I don't think it would be, but another scenario which seems to be quite common is filtering out isoforms that have no expression for 90% (or some other threshold) of the samples if working with a large cohort. But if you do this while working with TPM then the sum of TPM for every isoform for each subject will no longer be equal. Would it make sense to then use TMM after such a filtration process? I think it would.

Yes, you're right, which is exactly why TMM should be computed in terms of expected read counts. If you filter out low-abundance transcripts, the TPM values in each sample will no longer add up to 1,000,000 (or, if you re-normalize them, the scaled values will depend on what you have removed). However, if lowly-expressed transcripts are filtered out prior to computing a TMM estimate, the fact that fewer mapped reads are accounted for should be explicitly considered in the normalization calculation.

Do you think such filter out of isoforms is flawed in some manner?
My guess is it used because people are worried about the sensitivity of RNA-seq and biologically most think that for specific tissue type a good percentage of genes are not expressed. So I think it makes some sense

It seems like all between samples normalizations require raw counts as input, and leave it there. I read harold pimentel's blog post about it (https://haroldpimentel.wordpress.com/2014/12/08/in-rna-seq-2-2-between-sample-normalization/, very informative) but I haven't seen a follow up about this problem if it is a problem.

Between sample normalization is an inherently tricky problem, because RNA-seq, by its nature, gives us relative estimates of abundance. That said, between-sample normalization methods like TMM and the DeSeq normalization attempt to make estimated counts between samples comparable and, in general, do a reasonably good job. One way people try to mitigate the problem experimentally is by including a spike-in in their library.
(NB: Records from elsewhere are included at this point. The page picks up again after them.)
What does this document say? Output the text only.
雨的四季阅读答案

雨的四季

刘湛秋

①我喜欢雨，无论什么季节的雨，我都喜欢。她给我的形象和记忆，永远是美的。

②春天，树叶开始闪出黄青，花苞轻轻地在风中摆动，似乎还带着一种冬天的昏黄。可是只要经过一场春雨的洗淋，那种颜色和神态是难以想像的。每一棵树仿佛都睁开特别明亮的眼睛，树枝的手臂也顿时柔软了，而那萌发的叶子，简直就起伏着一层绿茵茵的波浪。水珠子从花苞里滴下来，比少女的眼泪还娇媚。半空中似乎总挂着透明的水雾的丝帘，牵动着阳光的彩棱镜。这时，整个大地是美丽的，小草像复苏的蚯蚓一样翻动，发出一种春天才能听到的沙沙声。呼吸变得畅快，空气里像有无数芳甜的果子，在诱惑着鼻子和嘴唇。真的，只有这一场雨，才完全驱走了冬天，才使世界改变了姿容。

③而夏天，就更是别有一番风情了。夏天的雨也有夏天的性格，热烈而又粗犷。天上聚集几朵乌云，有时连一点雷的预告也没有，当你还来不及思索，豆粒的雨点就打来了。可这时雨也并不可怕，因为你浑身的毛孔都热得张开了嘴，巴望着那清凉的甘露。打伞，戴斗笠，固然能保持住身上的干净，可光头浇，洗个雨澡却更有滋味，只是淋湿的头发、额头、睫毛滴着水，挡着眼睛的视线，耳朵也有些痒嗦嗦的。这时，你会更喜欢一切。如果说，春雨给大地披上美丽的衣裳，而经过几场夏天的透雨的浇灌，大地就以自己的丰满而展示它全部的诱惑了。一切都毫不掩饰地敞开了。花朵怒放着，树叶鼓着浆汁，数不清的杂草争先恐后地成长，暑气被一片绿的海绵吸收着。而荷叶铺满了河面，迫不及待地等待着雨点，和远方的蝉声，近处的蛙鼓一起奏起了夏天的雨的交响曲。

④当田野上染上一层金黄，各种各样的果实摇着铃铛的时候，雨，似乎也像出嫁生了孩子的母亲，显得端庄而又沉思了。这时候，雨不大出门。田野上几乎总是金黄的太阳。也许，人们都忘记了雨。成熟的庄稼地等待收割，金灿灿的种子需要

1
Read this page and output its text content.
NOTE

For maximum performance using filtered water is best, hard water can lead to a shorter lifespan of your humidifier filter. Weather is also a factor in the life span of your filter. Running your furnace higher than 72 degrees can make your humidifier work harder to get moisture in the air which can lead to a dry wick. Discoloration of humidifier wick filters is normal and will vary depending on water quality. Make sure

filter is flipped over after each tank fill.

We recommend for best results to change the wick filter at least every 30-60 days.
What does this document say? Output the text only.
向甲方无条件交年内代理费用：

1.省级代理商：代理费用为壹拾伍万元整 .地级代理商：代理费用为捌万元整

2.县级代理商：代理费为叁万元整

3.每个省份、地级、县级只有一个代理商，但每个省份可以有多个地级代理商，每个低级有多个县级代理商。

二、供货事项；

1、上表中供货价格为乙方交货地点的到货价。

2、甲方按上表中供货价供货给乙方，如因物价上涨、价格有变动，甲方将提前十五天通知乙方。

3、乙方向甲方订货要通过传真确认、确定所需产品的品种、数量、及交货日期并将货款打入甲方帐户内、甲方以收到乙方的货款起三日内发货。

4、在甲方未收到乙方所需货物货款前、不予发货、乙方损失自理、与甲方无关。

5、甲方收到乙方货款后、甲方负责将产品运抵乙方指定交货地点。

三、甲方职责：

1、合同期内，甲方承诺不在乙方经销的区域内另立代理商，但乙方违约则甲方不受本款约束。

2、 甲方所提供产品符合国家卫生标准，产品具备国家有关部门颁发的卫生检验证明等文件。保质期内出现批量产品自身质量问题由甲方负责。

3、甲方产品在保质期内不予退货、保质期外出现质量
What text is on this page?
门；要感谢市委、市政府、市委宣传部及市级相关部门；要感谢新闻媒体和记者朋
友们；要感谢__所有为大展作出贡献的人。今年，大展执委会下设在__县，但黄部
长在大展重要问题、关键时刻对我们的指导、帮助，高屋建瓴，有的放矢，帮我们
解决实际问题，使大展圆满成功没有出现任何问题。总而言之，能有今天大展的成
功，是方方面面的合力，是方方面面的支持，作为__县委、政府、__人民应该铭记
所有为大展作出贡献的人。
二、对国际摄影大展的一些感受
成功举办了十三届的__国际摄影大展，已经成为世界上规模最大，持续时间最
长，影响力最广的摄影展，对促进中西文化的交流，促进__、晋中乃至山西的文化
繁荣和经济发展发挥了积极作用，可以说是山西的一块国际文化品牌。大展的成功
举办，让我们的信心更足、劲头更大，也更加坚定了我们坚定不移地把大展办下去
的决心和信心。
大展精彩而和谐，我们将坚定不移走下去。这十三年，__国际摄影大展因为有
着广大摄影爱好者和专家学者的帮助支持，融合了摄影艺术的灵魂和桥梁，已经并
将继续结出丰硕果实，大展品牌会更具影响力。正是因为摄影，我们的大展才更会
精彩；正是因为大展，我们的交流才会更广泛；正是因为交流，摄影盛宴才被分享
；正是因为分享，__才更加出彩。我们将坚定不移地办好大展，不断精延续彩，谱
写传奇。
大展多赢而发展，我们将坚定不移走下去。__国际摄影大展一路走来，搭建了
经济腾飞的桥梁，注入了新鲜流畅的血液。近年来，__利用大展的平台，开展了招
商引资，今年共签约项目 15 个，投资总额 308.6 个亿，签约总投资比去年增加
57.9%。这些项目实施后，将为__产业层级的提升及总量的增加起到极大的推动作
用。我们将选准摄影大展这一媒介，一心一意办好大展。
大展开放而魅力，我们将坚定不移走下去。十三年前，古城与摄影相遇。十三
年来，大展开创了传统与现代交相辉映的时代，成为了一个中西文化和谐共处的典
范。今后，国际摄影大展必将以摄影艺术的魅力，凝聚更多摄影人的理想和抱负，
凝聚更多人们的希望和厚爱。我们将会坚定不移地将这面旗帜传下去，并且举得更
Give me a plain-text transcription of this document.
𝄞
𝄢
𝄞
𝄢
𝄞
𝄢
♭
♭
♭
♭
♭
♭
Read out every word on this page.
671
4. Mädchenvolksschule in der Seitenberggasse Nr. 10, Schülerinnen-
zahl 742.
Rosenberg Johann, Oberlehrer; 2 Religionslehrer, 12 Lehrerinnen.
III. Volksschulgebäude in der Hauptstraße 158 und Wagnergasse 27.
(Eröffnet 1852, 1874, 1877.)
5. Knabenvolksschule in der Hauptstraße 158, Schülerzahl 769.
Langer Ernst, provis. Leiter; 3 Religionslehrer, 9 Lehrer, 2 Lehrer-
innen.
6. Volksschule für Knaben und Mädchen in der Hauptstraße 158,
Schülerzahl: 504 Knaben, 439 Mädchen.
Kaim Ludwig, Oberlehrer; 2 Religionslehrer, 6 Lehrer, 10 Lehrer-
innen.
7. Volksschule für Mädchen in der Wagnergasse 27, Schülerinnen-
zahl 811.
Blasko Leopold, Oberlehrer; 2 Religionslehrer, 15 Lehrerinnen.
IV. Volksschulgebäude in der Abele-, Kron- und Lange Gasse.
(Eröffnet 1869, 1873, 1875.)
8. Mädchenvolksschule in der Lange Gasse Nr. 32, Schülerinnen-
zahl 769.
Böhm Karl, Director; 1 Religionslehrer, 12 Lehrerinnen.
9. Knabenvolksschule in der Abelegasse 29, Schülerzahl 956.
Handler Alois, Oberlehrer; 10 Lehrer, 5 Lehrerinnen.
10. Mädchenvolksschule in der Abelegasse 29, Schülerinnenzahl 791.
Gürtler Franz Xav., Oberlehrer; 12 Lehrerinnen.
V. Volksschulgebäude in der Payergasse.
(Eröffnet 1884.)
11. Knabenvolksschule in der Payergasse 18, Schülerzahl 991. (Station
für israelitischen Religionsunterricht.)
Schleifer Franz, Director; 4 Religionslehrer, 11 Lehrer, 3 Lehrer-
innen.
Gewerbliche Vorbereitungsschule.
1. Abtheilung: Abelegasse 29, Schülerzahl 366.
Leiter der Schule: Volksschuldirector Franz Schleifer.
The spike-in has a known concentration, and so you can use the estimated relative abundance of the spike-in to calibrate the meaning of relative abundance estimates in a sample to be on a more absolute scale. However, if you're dealing with experimental data that has already been gathered without a spike-in, this isn't really an option. You can find information about how to incorporate spike-ins in the manual of the DE-testing tool you're using (if it is supported). Finally, one relatively new option for performing differential expression testing (as well as visualizing changes in transcript-level expression across conditions / cohorts) with Salmon / Sailfish is to use it in conjunction with the Sleuth tool — a walk-through of how to do this is described in a recent post on my blog. This takes advantage of estimates of uncertainty / variance in estimated read counts for transcripts (which are computed using bootstrapping). I expect that more methods will begin to incorporate such variance information as the ability to compute such samples becomes more prevalent.